The transport cost matrix $c_{ij}$ is computed as:

$$c_{ij} = r \cdot |p_i^{fac} - p_j^{cus}|_2$$

where $r = 10$ is the cost rate per unit per distance unit.

Section 2 — MILP Model

PuLP builds the model symbolically. Binary variables $y_i$ encode open/close decisions; continuous variables $x_{ij}$ encode shipment flows. The lpSum calls translate directly to the mathematical formulation above. The solver is CBC (bundled with PuLP — no external solver needed).

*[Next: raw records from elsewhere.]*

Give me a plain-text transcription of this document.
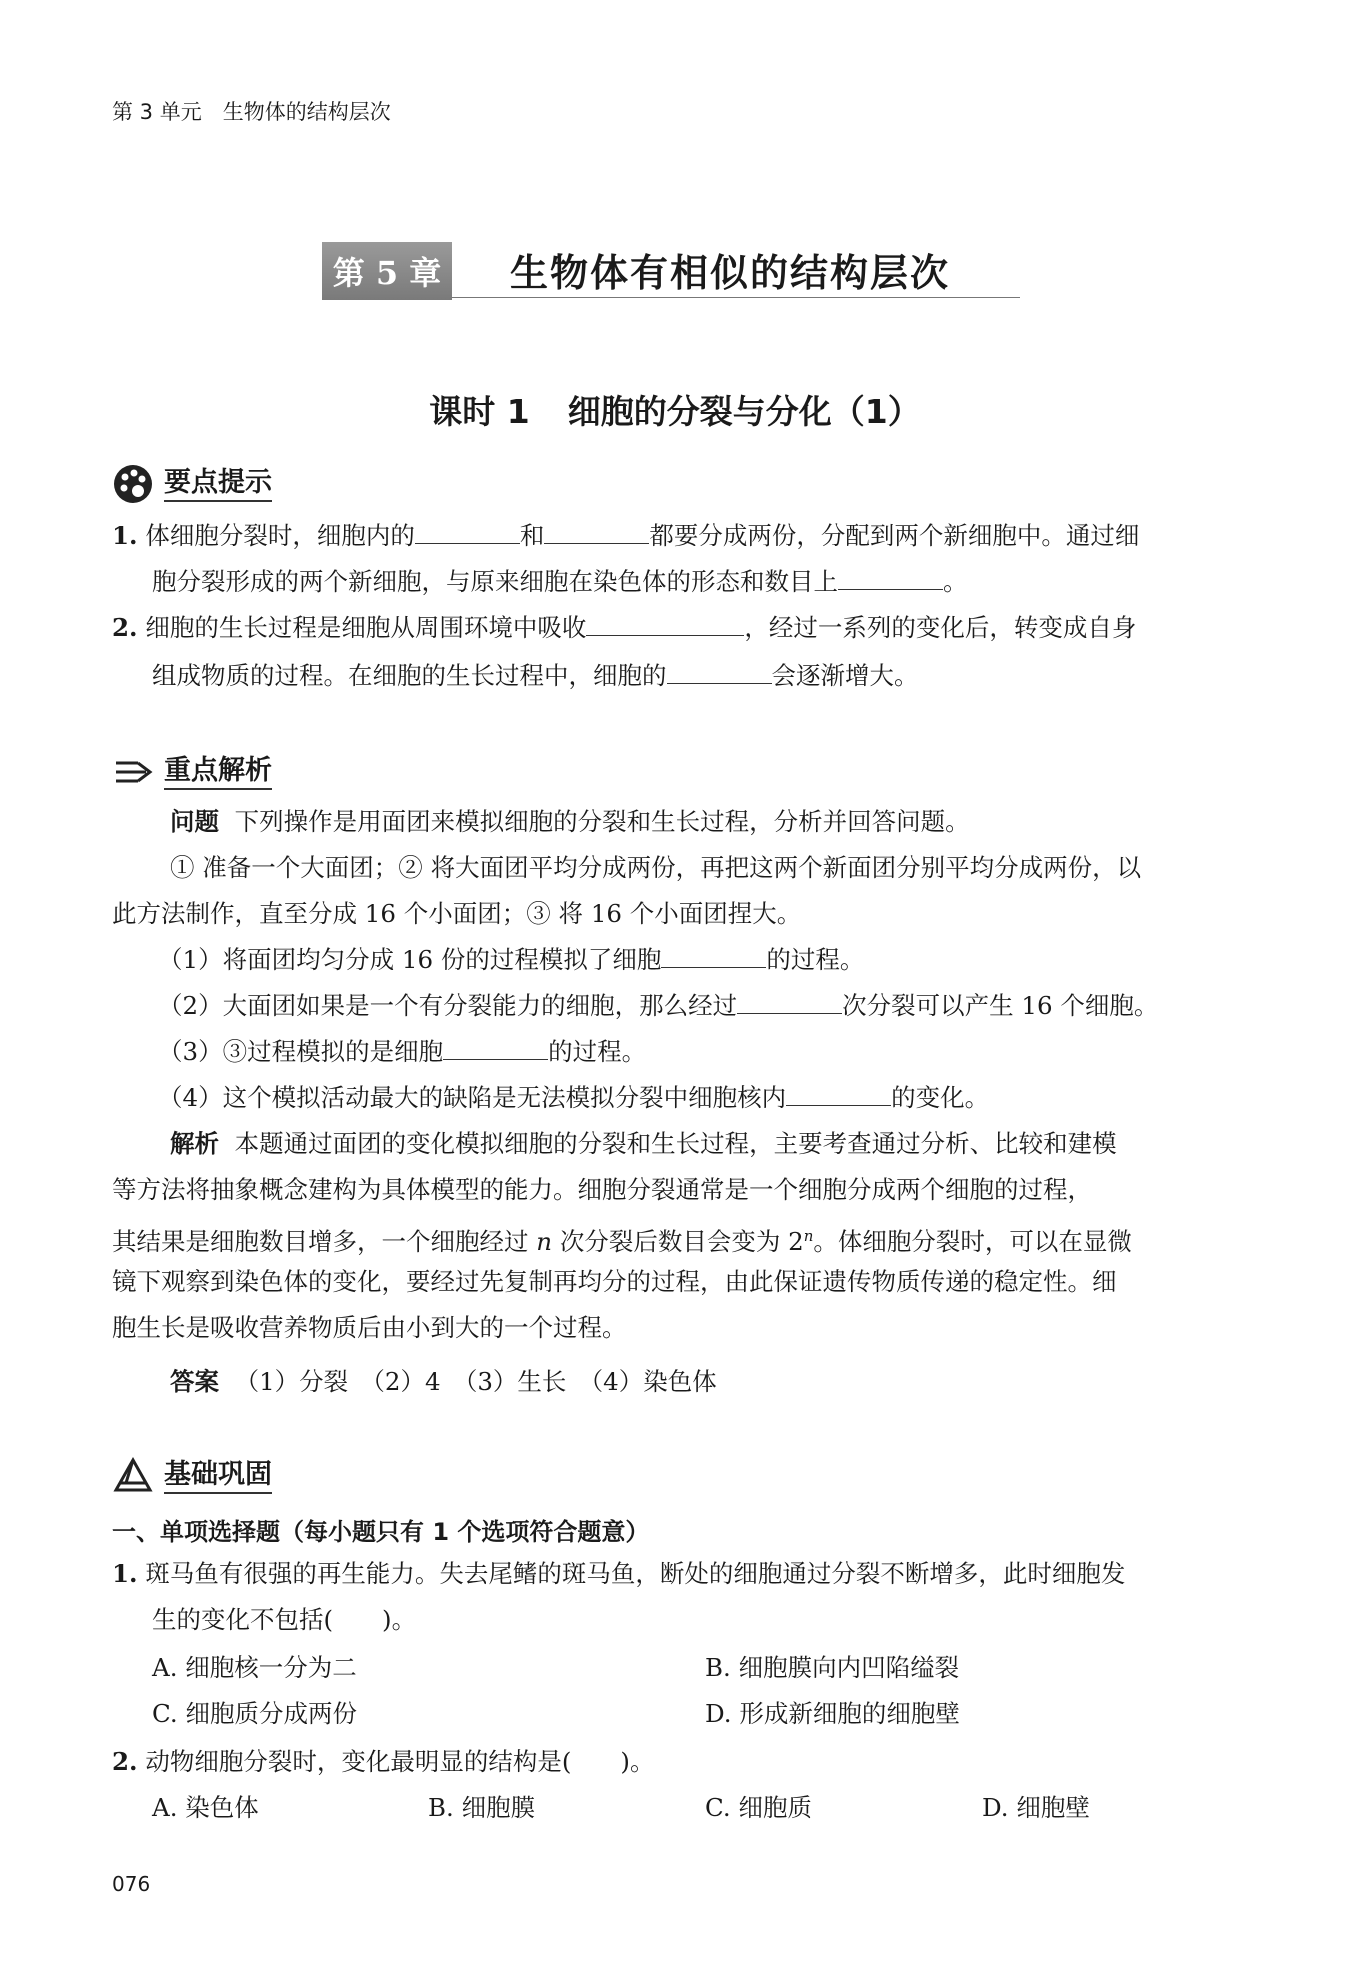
第 3 单元　生物体的结构层次
第 5 章 生物体有相似的结构层次
课时 1 细胞的分裂与分化（1）
要点提示
1. 体细胞分裂时，细胞内的	和	都要分成两份，分配到两个新细胞中。通过细
胞分裂形成的两个新细胞，与原来细胞在染色体的形态和数目上	。
2. 细胞的生长过程是细胞从周围环境中吸收	，经过一系列的变化后，转变成自身
组成物质的过程。在细胞的生长过程中，细胞的	会逐渐增大。
重点解析
问题 下列操作是用面团来模拟细胞的分裂和生长过程，分析并回答问题。
① 准备一个大面团；② 将大面团平均分成两份，再把这两个新面团分别平均分成两份，以
此方法制作，直至分成 16 个小面团；③ 将 16 个小面团捏大。
（1）将面团均匀分成 16 份的过程模拟了细胞	的过程。
（2）大面团如果是一个有分裂能力的细胞，那么经过	次分裂可以产生 16 个细胞。
（3）③过程模拟的是细胞	的过程。
（4）这个模拟活动最大的缺陷是无法模拟分裂中细胞核内	的变化。
解析 本题通过面团的变化模拟细胞的分裂和生长过程，主要考查通过分析、比较和建模
等方法将抽象概念建构为具体模型的能力。细胞分裂通常是一个细胞分成两个细胞的过程，
其结果是细胞数目增多，一个细胞经过 n 次分裂后数目会变为 2$^n$。体细胞分裂时，可以在显微
镜下观察到染色体的变化，要经过先复制再均分的过程，由此保证遗传物质传递的稳定性。细
胞生长是吸收营养物质后由小到大的一个过程。
答案 （1）分裂　（2）4　（3）生长　（4）染色体
基础巩固
一、单项选择题（每小题只有 1 个选项符合题意）
1. 斑马鱼有很强的再生能力。失去尾鳍的斑马鱼，断处的细胞通过分裂不断增多，此时细胞发
生的变化不包括(　　)。
A. 细胞核一分为二	B. 细胞膜向内凹陷缢裂
C. 细胞质分成两份	D. 形成新细胞的细胞壁
2. 动物细胞分裂时，变化最明显的结构是(　　)。
A. 染色体	B. 细胞膜	C. 细胞质	D. 细胞壁
076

Section 3 — Result Extraction

After solving, we read back variable values with pulp.value(). The argmax trick identifies each customer’s primary serving facility cleanly even when demand is split across multiple facilities.

Section 4 — Visualizations

Figure 1 — Network Map: Bezier-curved arcs represent flows (thicker = larger shipment). Open facilities are shown as stars ★, closed facilities as ✗. Customer dot size scales with demand; dot color matches the serving facility.

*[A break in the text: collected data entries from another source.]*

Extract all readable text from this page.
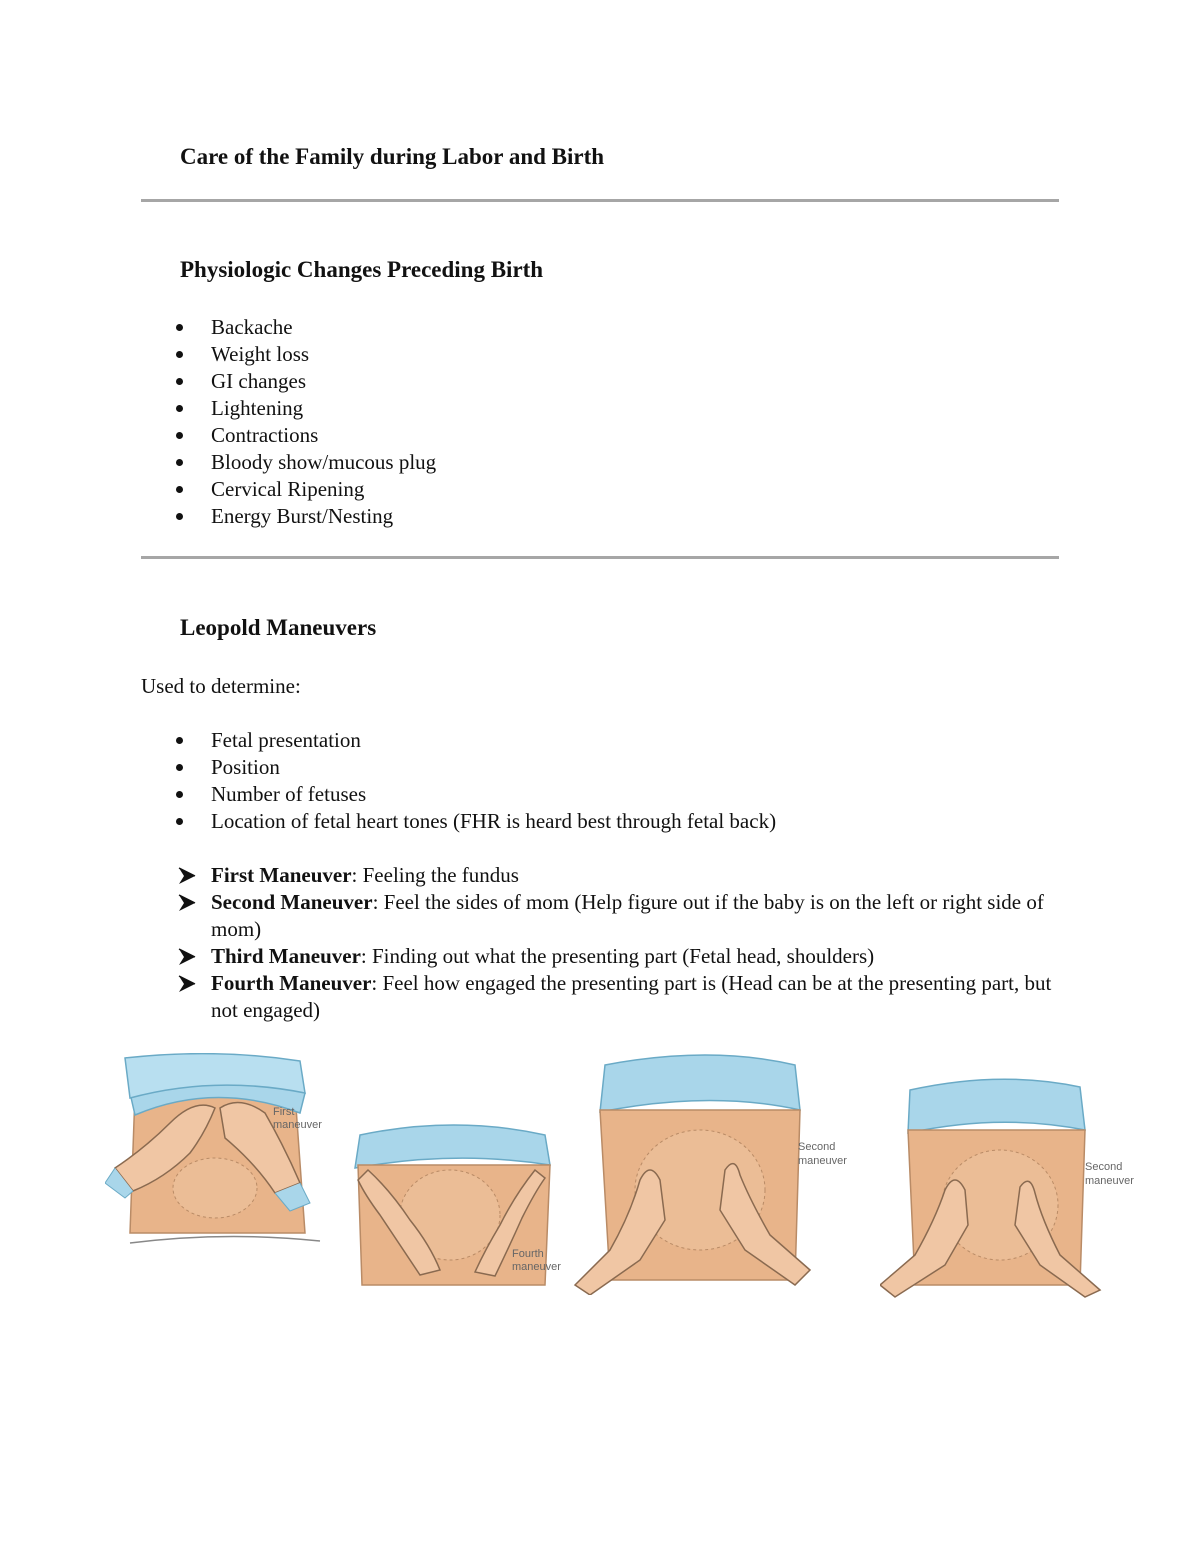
Care of the Family during Labor and Birth
Physiologic Changes Preceding Birth
Backache
Weight loss
GI changes
Lightening
Contractions
Bloody show/mucous plug
Cervical Ripening
Energy Burst/Nesting
Leopold Maneuvers

Used to determine:

Fetal presentation
Position
Number of fetuses
Location of fetal heart tones (FHR is heard best through fetal back)
First Maneuver: Feeling the fundus
Second Maneuver: Feel the sides of mom (Help figure out if the baby is on the left or right side of mom)
Third Maneuver: Finding out what the presenting part (Fetal head, shoulders)
Fourth Maneuver: Feel how engaged the presenting part is (Head can be at the presenting part, but not engaged)
First
maneuver
Fourth
maneuver
Second
maneuver	Second
maneuver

Figure 2 — Cost & Utilization: Left panel is a stacked bar (fixed cost base + transport cost overlay) per facility. Right panel is a horizontal bar showing utilization as a percentage of capacity — any bar exceeding 100% would indicate a violated constraint (none should).

Figure 3 — 3-D Analysis (two panels):

  • Left: A sensitivity sweep over transport cost rate $r \in [2, 20]$. The MILP is re-solved 15 times. The 3-D scatter reveals how the number of open facilities and total cost respond to changing logistics economics. At low cost rates, fewer (larger) facilities are preferred; at high rates, the optimizer opens more facilities to reduce distance.

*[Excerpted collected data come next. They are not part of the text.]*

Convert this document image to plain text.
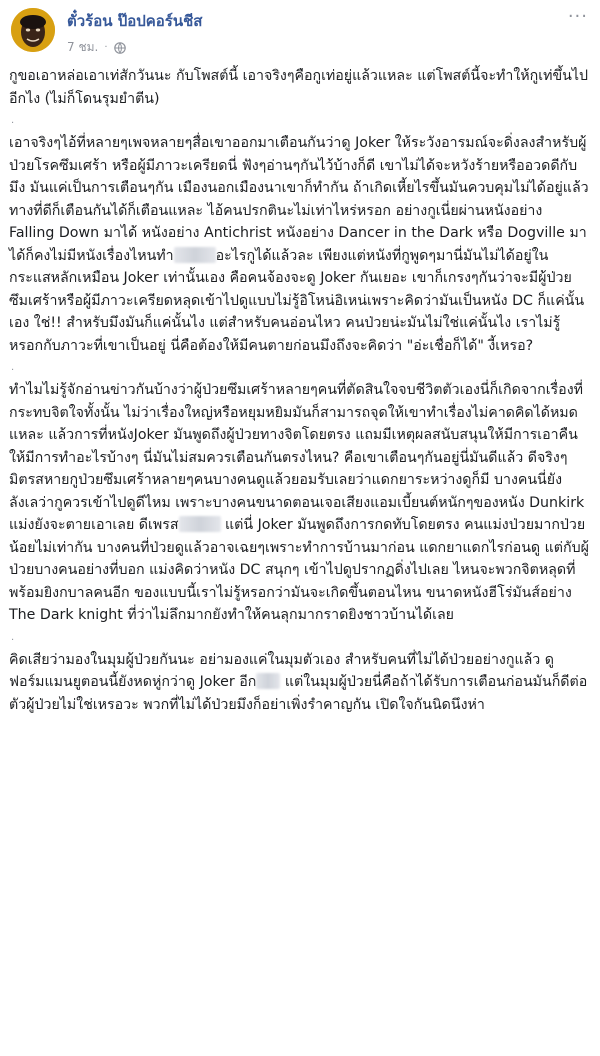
ตั๋วร้อน ป๊อปคอร์นชีส
7 ชม. ·
···

กูขอเอาหล่อเอาเท่สักวันนะ กับโพสต์นี้ เอาจริงๆคือกูเท่อยู่แล้วแหละ แต่โพสต์นี้จะทำให้กูเท่ขึ้นไปอีกไง (ไม่ก็โดนรุมยำตีน)

.

เอาจริงๆไอ้ที่หลายๆเพจหลายๆสื่อเขาออกมาเตือนกันว่าดู Joker ให้ระวังอารมณ์จะดิ่งลงสำหรับผู้ป่วยโรคซึมเศร้า หรือผู้มีภาวะเครียดนี่ ฟังๆอ่านๆกันไว้บ้างก็ดี เขาไม่ได้จะหวังร้ายหรืออวดดีกับมึง มันแค่เป็นการเตือนๆกัน เมืองนอกเมืองนาเขาก็ทำกัน ถ้าเกิดเหี้ยไรขึ้นมันควบคุมไม่ได้อยู่แล้ว ทางที่ดีก็เตือนกันได้ก็เตือนแหละ ไอ้คนปรกตินะไม่เท่าไหร่หรอก อย่างกูเนี่ยผ่านหนังอย่าง Falling Down มาได้ หนังอย่าง Antichrist หนังอย่าง Dancer in the Dark หรือ Dogville มาได้ก็คงไม่มีหนังเรื่องไหนทำ	อะไรกูได้แล้วละ เพียงแต่หนังที่กูพูดๆมานี่มันไม่ได้อยู่ในกระแสหลักเหมือน Joker เท่านั้นเอง คือคนจ้องจะดู Joker กันเยอะ เขาก็เกรงๆกันว่าจะมีผู้ป่วยซึมเศร้าหรือผู้มีภาวะเครียดหลุดเข้าไปดูแบบไม่รู้อิโหน่อิเหน่เพราะคิดว่ามันเป็นหนัง DC ก็แค่นั้นเอง ใช่!! สำหรับมึงมันก็แค่นั้นไง แต่สำหรับคนอ่อนไหว คนป่วยน่ะมันไม่ใช่แค่นั้นไง เราไม่รู้หรอกกับภาวะที่เขาเป็นอยู่ นี่คือต้องให้มีคนตายก่อนมึงถึงจะคิดว่า "อ่ะเชื่อก็ได้" งี้เหรอ?

.

ทำไมไม่รู้จักอ่านข่าวกันบ้างว่าผู้ป่วยซึมเศร้าหลายๆคนที่ตัดสินใจจบชีวิตตัวเองนี่ก็เกิดจากเรื่องที่กระทบจิตใจทั้งนั้น ไม่ว่าเรื่องใหญ่หรือหยุมหยิมมันก็สามารถจุดให้เขาทำเรื่องไม่คาดคิดได้หมดแหละ แล้วการที่หนังJoker มันพูดถึงผู้ป่วยทางจิตโดยตรง แถมมีเหตุผลสนับสนุนให้มีการเอาคืน ให้มีการทำอะไรบ้างๆ นี่มันไม่สมควรเตือนกันตรงไหน? คือเขาเตือนๆกันอยู่นี่มันดีแล้ว ดีจริงๆ มิตรสหายกูป่วยซึมเศร้าหลายๆคนบางคนดูแล้วยอมรับเลยว่าแดกยาระหว่างดูก็มี บางคนนี่ยังลังเลว่ากูควรเข้าไปดูดีไหม เพราะบางคนขนาดตอนเจอเสียงแอมเบี้ยนต์หนักๆของหนัง Dunkirk แม่งยังจะตายเอาเลย ดีเพรส	แต่นี่ Joker มันพูดถึงการกดทับโดยตรง คนแม่งป่วยมากป่วยน้อยไม่เท่ากัน บางคนที่ป่วยดูแล้วอาจเฉยๆเพราะทำการบ้านมาก่อน แดกยาแดกไรก่อนดู แต่กับผู้ป่วยบางคนอย่างที่บอก แม่งคิดว่าหนัง DC สนุกๆ เข้าไปดูปรากฏดิ่งไปเลย ไหนจะพวกจิตหลุดที่พร้อมยิงกบาลคนอีก ของแบบนี้เราไม่รู้หรอกว่ามันจะเกิดขึ้นตอนไหน ขนาดหนังฮีโร่มันส์อย่าง The Dark knight ที่ว่าไม่ลึกมากยังทำให้คนลุกมากราดยิงชาวบ้านได้เลย

.

คิดเสียว่ามองในมุมผู้ป่วยกันนะ อย่ามองแค่ในมุมตัวเอง สำหรับคนที่ไม่ได้ป่วยอย่างกูแล้ว ดูฟอร์มแมนยูตอนนี้ยังหดหู่กว่าดู Joker อีก แต่ในมุมผู้ป่วยนี่คือถ้าได้รับการเตือนก่อนมันก็ดีต่อตัวผู้ป่วยไม่ใช่เหรอวะ พวกที่ไม่ได้ป่วยมึงก็อย่าเพิ่งรำคาญกัน เปิดใจกันนิดนึงห่า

  • Right: A 3-D bar chart of the flow matrix $x_{ij}$. Each bar’s height is the volume shipped from facility $i$ to customer $j$. This immediately shows the concentration of supply chains.

Figure 4 — Customer Analysis: Bars show each customer’s actual transport bill; the overlaid scatter shows their demand. Color ties each customer to its serving facility, making service territories visually obvious.


Execution Results

Status        : Optimal
Total cost    : $9,518.1

── Facility decisions ──────────────────────────────────
  F0: OPEN    load=95/250
  F1: OPEN    load=75/200
  F2: OPEN    load=135/300
  F3: OPEN    load=35/220
  F4: OPEN    load=65/280

  Fixed cost      : $2,000
  Transport cost  : $7,518
  Total cost      : $9,518

▶ Figure 1 displayed

▶ Figure 2 displayed

▶ Figure 3 displayed

▶ Figure 4 displayed

Key Insights

The sensitivity analysis in Figure 3 is particularly revealing. At a low transport cost rate, the optimizer is happy to consolidate supply through fewer facilities — paying high transport costs is cheap anyway, so it avoids multiple fixed opening fees. As the transport rate rises, the penalty for long hauls grows, and the solver shifts strategy: open more facilities, place them closer to clusters of demand, and trade fixed costs for transport savings. This crossover behavior is the heart of the simultaneous optimization — you cannot find the right network design without solving both decisions together.